Souvenirs d’un programmateur de films

Reflections in a Golden Eye

À la lecture du livre d’André Habib, La Main gauche de Jean-Pierre Léaud, je me suis rappelé un fait révélateur des aléas auxquels étaient soumis les programmateurs dans leur recherche de bonnes copies sur support 35 mm au temps où il n’y avait pas de DCP.

En 2005, lors de la préparation de la rétrospective John Huston à la Cinémathèque québécoise, il me fallait trouver une copie de Reflections in a Golden Eye (É.-U., 1967). Afin de pouvoir présenter le film avec des sous-titres français, je me suis adressé — comme il était dans mes habitudes pour les films américains — à des cinémathèques de pays francophones et, parmi elles, celle que je préférais, la Cinémathèque royale de Belgique. Gabrielle Claes, conservatrice de l’institution à l’époque, hésitait à nous prêter une des copies d’origine du film conservées dans ses archives du fait de leur extrême rareté, étant différentes de celles ayant circulé dans le réseau des exploitants de salles.

Intrigué et n’ayant jamais vu le film, j’effectue alors quelques recherches pour découvrir rapidement qu’elle parlait de l’une des copies ayant été tirées en nombre limité. Leur différence consistait en un traitement spécial de la pellicule au laboratoire, mis au point par le réalisateur, générant une « désaturation » de l’image, un effet sépia proche du doré, tout en conservant deux couleurs dominantes, le rouge et le blanc.

Malheureusement le film fut mal accueilli à cause notamment de cette teinte déroutante, trop fade pour certains, et probablement aussi en raison des désirs homosexuels inavoués et réprimés du personnage joué par Brando. Le distributeur fit alors tirer de nouvelles copies en Technicolor standard — plus spectaculaire et conforme au goût du public de l’époque — de sorte que le film ne fut visible que dans cette version par la majorité des spectateurs.

Il me fallait cette copie à tout prix.
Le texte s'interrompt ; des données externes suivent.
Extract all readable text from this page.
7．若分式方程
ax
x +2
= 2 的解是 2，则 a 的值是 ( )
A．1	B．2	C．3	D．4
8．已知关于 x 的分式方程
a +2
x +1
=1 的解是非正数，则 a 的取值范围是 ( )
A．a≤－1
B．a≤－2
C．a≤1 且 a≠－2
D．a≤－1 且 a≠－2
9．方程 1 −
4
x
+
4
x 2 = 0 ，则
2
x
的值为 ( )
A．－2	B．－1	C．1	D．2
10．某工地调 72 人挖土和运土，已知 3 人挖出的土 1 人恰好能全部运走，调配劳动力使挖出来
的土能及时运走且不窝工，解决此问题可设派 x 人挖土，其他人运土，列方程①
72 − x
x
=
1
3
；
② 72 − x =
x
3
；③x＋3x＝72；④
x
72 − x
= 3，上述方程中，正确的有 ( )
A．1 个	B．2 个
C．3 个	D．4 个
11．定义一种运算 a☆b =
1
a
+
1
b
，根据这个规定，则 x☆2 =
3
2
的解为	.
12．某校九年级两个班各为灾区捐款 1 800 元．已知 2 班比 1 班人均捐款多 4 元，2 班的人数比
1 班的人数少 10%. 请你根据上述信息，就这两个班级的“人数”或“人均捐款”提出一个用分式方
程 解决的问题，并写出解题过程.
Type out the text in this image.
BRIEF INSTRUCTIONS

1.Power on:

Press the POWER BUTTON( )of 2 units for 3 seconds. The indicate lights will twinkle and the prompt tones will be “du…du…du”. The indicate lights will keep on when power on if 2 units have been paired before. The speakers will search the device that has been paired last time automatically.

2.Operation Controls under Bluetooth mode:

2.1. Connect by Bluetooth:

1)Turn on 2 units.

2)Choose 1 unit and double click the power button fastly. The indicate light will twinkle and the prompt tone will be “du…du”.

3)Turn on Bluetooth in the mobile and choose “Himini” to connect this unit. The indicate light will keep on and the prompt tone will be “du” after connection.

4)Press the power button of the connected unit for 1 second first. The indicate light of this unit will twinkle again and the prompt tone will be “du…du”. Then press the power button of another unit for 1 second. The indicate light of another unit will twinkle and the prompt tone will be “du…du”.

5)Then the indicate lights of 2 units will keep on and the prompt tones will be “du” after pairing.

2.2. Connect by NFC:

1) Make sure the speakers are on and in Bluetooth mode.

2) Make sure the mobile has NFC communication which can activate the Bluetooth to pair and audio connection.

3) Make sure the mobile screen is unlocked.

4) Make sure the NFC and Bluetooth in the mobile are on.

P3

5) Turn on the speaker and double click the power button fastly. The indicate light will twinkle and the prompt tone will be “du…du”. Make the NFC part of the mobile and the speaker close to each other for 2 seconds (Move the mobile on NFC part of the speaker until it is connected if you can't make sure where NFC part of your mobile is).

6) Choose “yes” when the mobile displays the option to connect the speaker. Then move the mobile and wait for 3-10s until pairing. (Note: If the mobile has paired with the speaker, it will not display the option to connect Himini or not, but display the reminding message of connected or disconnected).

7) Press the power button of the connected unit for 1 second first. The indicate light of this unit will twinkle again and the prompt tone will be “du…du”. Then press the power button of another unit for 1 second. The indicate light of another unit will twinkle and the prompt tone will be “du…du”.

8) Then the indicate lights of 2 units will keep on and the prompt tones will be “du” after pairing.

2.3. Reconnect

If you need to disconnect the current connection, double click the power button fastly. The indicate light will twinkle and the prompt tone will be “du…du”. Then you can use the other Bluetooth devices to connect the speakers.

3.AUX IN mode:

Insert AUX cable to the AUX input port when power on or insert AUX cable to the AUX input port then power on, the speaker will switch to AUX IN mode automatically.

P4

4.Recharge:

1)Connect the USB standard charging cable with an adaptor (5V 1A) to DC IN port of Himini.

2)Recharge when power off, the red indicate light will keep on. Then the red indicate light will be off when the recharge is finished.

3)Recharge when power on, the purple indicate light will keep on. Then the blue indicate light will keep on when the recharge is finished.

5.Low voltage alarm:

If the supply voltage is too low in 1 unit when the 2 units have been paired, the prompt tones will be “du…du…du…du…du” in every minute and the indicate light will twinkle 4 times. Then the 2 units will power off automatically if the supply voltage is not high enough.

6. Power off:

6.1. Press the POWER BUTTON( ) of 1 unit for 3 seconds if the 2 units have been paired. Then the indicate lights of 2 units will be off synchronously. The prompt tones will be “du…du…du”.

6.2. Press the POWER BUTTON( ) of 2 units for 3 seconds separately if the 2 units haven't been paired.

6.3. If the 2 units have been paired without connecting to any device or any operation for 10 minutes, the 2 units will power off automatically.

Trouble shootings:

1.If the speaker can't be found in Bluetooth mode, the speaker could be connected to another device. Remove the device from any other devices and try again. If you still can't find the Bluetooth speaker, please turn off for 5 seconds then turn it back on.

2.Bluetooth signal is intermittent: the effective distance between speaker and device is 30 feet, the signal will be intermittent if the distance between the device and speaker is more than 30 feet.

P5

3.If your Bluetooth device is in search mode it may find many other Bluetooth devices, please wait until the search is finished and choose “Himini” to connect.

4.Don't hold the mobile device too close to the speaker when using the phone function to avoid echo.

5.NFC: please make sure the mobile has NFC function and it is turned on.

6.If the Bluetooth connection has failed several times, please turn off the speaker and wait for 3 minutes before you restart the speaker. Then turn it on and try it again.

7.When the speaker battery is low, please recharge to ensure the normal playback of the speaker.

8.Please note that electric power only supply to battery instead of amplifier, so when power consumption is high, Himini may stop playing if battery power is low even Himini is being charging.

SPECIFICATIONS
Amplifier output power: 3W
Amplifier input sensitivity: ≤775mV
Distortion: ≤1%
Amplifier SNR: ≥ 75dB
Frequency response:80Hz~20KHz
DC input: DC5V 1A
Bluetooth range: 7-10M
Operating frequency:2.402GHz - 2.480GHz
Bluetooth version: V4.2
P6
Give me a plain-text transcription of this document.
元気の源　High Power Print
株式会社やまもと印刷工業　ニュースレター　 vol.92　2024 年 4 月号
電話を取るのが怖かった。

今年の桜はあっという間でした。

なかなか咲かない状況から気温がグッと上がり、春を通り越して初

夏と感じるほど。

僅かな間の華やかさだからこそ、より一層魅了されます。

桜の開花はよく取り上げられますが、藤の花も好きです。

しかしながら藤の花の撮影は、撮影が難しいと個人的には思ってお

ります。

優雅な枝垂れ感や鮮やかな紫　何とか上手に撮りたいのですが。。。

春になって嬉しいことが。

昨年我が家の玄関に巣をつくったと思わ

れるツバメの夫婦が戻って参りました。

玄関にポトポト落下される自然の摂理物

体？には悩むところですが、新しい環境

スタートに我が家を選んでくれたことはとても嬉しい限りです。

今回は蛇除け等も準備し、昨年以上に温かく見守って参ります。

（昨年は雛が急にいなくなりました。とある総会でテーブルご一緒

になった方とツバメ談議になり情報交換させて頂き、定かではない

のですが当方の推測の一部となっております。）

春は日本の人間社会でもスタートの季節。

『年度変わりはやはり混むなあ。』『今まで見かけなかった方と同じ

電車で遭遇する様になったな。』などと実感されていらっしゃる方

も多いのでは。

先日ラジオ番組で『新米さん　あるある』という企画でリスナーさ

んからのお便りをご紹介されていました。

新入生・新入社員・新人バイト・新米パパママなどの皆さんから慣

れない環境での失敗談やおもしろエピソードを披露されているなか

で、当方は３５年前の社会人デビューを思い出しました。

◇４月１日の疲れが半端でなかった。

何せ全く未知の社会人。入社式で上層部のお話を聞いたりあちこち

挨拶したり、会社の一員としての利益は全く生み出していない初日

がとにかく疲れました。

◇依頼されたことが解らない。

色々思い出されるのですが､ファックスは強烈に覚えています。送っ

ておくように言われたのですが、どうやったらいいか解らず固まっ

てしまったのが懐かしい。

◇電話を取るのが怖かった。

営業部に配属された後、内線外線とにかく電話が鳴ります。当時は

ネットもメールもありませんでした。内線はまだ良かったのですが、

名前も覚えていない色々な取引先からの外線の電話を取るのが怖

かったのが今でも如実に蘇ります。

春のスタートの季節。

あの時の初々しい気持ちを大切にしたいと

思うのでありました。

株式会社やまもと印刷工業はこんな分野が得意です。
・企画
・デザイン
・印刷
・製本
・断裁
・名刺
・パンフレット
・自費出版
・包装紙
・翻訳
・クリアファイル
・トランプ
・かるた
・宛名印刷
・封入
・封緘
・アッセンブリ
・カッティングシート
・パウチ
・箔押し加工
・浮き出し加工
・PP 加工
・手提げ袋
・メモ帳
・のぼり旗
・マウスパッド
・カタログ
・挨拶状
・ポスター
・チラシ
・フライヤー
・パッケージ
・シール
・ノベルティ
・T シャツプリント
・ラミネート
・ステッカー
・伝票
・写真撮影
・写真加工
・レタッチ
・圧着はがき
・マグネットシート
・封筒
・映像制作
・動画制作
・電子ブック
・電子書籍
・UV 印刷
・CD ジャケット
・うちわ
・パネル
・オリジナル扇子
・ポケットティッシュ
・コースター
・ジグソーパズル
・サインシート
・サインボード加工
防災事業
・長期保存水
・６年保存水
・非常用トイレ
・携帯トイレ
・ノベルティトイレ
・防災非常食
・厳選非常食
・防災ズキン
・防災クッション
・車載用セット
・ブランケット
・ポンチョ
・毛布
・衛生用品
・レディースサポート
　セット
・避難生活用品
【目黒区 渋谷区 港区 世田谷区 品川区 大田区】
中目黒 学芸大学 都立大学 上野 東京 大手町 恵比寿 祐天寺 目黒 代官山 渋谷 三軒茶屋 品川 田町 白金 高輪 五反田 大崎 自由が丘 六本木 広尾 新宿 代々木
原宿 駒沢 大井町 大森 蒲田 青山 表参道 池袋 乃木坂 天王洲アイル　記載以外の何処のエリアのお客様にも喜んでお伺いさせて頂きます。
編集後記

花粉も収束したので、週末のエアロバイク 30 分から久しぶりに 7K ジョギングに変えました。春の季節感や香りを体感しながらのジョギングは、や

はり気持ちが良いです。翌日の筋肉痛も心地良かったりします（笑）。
Je parvins à convaincre Gabrielle Claes de nous la prêter. Elle accepta à la condition de limiter son utilisation à deux projections. Les débuts et les fins de bobines étaient passablement rayés, mais quelle découverte! Le film, adapté d’un roman de Carson McCullers, est non seulement l’un des meilleurs de John Huston mais aussi l’un des rôles les plus percutants de Marlon Brando. La mise en scène et la mise en image sont exceptionnelles. De nombreuses références aux tableaux de la renaissance italienne nourrissent le film grâce à un jeu contrasté de la lumière et de l’ombre et à une composition de plans riches et minutieux. Aldo Tonti, le directeur photo italien, avait travaillé avec les plus grands réalisateurs de son pays (Visconti, Rossellini, Scola, Fellini, etc.). Une grande partie du film avait été tournée près de Rome.

Récemment, j’ai retrouvé sur internet une reproduction numérique de l’une de ces copies d’origine. J’ai pu enfin revoir — et vérifier si ma mémoire était fidèle — une scène stupéfiante où l’on voit Brando, seul à cheval, cadré comme dans un tableau et une autre avec Elizabeth Taylor, vêtue d’un chemisier rouge montant un cheval blanc éblouissant de lumière. Les trois captures d’écran reproduites ici rendent compte du chef d’oeuvre artistique que constitue ce film.

Trop peu connu, Reflections in a Golden Eye demeure tout de même l’un des premiers films hollywoodiens, destinés au grand public, à aborder clairement le thème de l’homosexualité.